Integrating disposable tech? Size matters, says BMS

By Flora Southey contact

- Last updated on GMT


Related tags: Disposable, Bristol-myers squibb, Stainless steel

Size can be a restricting factor when introducing single-use technologies into a pre-existing facility according to BMS, which hopes to integrate disposable equipment at a US-based site.

As the single-use trend continues and biomanufacturers integrate disposable bioreactors into new and existing facilities, Bristol-Myers Squibb said firms should consider equipment and plant size to avoid disruptions to operations.

“It’s not always easy to integrate a 2,000L disposable bioreactor into an area that’s already maxed out, so that what was meant to be a straight forward introduction into disposables become complicated,” ​said BMS’ Mairead Looby at last week’s BioProduction Congress in Dublin, Ireland.

“You would end up having to knock down walls, move out equipment you wouldn’t necessarily want to move out,” ​she added.

However, when increasing scale at an existing site – to 2,000L or up to 5,000L – Looby said there is more room to introduce disposable equipment, such as single-use mixers, medium buffer bags, connectors, valves and piping.

Single-use from the outset

Looby advised biopharmaceutical firms to implement disposable technologies from the beginning.

“When you’re starting off from scratch, you shouldn’t even really consider fixed equipment,” ​she said.

“If your cells can handle disposables – and you need to check that – there shouldn’t be a debate…the evaluation has been done, with significant benefit shown for disposables,” ​she added, citing decreased contamination risk.

BMS moves to single-use

According to Looby, an older BMS site in the US – the firm did not disclose its exact location – is looking to integrate single-use technologies.

“We have very limited single-use components in the process ​[at this site], we have fixed stainless-steel tanks and connections…it’s fairly rigid,” ​she said.
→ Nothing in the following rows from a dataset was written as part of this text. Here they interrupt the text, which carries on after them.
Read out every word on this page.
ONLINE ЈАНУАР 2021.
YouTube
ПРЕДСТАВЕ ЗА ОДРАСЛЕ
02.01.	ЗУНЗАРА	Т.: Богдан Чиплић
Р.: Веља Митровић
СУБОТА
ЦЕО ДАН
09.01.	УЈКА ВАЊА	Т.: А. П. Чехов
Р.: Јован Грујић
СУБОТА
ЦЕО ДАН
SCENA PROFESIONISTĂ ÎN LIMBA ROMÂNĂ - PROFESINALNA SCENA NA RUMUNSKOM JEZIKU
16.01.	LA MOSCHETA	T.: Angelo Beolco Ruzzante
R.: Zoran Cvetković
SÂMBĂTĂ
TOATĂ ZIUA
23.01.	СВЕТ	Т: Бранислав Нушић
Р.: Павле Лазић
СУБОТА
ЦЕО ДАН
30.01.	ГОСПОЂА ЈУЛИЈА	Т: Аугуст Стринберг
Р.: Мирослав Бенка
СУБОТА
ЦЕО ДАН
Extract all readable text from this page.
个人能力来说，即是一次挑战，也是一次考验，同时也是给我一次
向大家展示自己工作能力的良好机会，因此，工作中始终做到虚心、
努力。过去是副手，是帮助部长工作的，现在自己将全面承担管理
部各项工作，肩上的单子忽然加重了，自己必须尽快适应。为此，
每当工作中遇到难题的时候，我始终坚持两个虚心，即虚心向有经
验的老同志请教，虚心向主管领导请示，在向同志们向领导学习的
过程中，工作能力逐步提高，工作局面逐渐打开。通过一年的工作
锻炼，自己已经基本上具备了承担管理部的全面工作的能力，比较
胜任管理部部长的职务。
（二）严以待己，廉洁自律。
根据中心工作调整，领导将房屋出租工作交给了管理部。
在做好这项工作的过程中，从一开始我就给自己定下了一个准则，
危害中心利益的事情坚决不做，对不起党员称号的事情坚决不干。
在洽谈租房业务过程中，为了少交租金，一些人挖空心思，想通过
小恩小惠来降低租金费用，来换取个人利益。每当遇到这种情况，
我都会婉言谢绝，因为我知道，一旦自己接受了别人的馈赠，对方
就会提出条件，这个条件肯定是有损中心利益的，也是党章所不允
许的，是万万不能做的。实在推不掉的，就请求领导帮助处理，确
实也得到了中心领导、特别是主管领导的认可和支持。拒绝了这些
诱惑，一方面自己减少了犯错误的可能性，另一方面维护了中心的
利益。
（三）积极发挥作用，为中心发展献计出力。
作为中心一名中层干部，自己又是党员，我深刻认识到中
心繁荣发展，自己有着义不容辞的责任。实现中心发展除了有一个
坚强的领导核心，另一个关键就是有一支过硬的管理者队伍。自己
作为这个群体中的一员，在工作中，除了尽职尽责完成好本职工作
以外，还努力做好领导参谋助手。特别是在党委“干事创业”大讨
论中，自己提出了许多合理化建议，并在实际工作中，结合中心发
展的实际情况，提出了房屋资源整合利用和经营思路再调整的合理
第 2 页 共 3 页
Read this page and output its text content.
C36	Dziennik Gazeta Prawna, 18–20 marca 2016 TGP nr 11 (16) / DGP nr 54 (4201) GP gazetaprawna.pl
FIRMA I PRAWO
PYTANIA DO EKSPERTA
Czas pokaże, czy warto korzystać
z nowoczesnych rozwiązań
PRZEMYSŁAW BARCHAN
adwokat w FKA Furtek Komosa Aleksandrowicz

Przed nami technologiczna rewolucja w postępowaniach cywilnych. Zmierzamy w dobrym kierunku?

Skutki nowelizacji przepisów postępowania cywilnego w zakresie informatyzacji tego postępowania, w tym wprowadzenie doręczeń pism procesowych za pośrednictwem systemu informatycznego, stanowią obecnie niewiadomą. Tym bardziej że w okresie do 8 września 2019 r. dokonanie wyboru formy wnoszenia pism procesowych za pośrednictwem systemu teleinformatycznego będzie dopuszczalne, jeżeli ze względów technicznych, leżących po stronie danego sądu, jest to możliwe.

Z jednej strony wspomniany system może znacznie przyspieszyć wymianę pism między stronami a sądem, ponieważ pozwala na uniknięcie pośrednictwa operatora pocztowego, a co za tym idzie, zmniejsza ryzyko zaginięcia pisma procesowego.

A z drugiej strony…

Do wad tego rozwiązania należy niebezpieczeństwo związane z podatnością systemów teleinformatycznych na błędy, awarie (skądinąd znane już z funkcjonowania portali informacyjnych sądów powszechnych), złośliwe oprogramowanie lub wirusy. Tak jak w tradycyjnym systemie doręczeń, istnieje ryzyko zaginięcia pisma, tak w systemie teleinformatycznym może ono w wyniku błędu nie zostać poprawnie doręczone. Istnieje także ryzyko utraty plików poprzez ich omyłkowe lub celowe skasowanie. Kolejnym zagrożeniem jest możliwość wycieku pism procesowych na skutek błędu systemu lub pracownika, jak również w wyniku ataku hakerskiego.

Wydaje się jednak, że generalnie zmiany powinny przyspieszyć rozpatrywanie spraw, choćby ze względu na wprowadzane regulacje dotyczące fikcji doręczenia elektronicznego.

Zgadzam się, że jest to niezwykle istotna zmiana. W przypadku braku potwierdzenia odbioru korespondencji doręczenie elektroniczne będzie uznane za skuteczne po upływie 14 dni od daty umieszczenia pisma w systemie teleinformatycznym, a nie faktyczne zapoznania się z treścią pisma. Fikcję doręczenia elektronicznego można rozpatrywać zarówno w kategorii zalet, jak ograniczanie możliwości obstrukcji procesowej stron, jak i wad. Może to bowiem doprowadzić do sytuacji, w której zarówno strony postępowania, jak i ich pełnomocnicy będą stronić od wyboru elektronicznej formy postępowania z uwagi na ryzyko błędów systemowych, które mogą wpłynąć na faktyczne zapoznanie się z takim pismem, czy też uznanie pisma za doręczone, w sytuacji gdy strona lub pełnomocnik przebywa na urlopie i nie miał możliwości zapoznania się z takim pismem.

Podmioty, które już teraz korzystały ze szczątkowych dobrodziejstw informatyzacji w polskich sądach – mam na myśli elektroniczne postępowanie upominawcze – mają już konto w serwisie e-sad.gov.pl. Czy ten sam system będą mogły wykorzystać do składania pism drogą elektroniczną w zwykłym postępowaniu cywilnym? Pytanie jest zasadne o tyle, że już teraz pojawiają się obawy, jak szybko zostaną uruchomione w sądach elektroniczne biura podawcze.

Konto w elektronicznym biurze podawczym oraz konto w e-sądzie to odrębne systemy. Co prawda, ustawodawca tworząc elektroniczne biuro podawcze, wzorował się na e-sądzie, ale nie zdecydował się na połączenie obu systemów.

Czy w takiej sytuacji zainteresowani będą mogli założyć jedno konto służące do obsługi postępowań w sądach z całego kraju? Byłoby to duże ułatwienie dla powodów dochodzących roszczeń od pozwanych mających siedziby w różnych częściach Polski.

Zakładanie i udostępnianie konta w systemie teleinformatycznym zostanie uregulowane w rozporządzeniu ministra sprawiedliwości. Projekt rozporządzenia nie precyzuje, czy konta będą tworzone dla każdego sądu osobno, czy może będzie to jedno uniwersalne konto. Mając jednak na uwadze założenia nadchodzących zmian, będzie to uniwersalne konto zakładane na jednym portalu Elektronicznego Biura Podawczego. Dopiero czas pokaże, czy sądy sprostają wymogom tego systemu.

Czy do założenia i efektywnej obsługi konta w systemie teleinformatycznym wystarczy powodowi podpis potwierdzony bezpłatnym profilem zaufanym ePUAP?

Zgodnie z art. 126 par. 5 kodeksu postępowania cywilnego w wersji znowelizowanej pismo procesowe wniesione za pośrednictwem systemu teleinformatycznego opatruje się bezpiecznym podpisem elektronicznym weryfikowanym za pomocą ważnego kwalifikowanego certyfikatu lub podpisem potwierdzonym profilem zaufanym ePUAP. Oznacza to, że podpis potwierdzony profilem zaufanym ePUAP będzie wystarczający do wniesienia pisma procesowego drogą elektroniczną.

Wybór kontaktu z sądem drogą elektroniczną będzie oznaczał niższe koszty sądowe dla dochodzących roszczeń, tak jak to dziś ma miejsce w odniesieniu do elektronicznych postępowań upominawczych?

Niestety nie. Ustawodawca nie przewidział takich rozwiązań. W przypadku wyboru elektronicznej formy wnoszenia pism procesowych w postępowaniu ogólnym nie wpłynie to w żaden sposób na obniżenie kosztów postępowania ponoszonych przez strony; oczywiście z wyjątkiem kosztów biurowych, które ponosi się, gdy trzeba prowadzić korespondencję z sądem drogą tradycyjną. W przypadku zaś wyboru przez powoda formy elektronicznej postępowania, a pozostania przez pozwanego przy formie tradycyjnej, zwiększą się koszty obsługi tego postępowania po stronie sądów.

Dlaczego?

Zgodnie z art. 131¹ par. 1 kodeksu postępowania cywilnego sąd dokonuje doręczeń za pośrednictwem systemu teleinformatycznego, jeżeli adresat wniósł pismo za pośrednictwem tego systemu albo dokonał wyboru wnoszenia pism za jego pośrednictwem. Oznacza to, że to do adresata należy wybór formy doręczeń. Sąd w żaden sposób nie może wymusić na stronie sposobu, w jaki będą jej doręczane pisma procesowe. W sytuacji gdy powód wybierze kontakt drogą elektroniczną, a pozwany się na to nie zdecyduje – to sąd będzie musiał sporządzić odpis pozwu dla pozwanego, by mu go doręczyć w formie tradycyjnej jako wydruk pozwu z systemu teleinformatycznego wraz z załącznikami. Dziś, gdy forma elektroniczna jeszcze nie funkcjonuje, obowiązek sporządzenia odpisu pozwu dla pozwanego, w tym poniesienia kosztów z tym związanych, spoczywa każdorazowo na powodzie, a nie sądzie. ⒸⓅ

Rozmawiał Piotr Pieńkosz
“In this facility, there is a lot of fixed piping, stainless steel rigid piping, we’d look to introduce much more flexible connections in the future. There is huge opportunity within that facility for us to introduce single-use,” ​she added.

Looby said the firm plans to replace the 5,000 stainless steel bioreactor with two 2,000L single-use bioreactors, and potentially reduce that in the future.

"With that particular process, we are looking to take it to the next level, and move it up from a 2g per litre process to a 5g per litre process, so instead of having 2 x 2,000L single-use bioreactors in the future, that would move to 1 2,000L single-use bioreactor,” ​she said.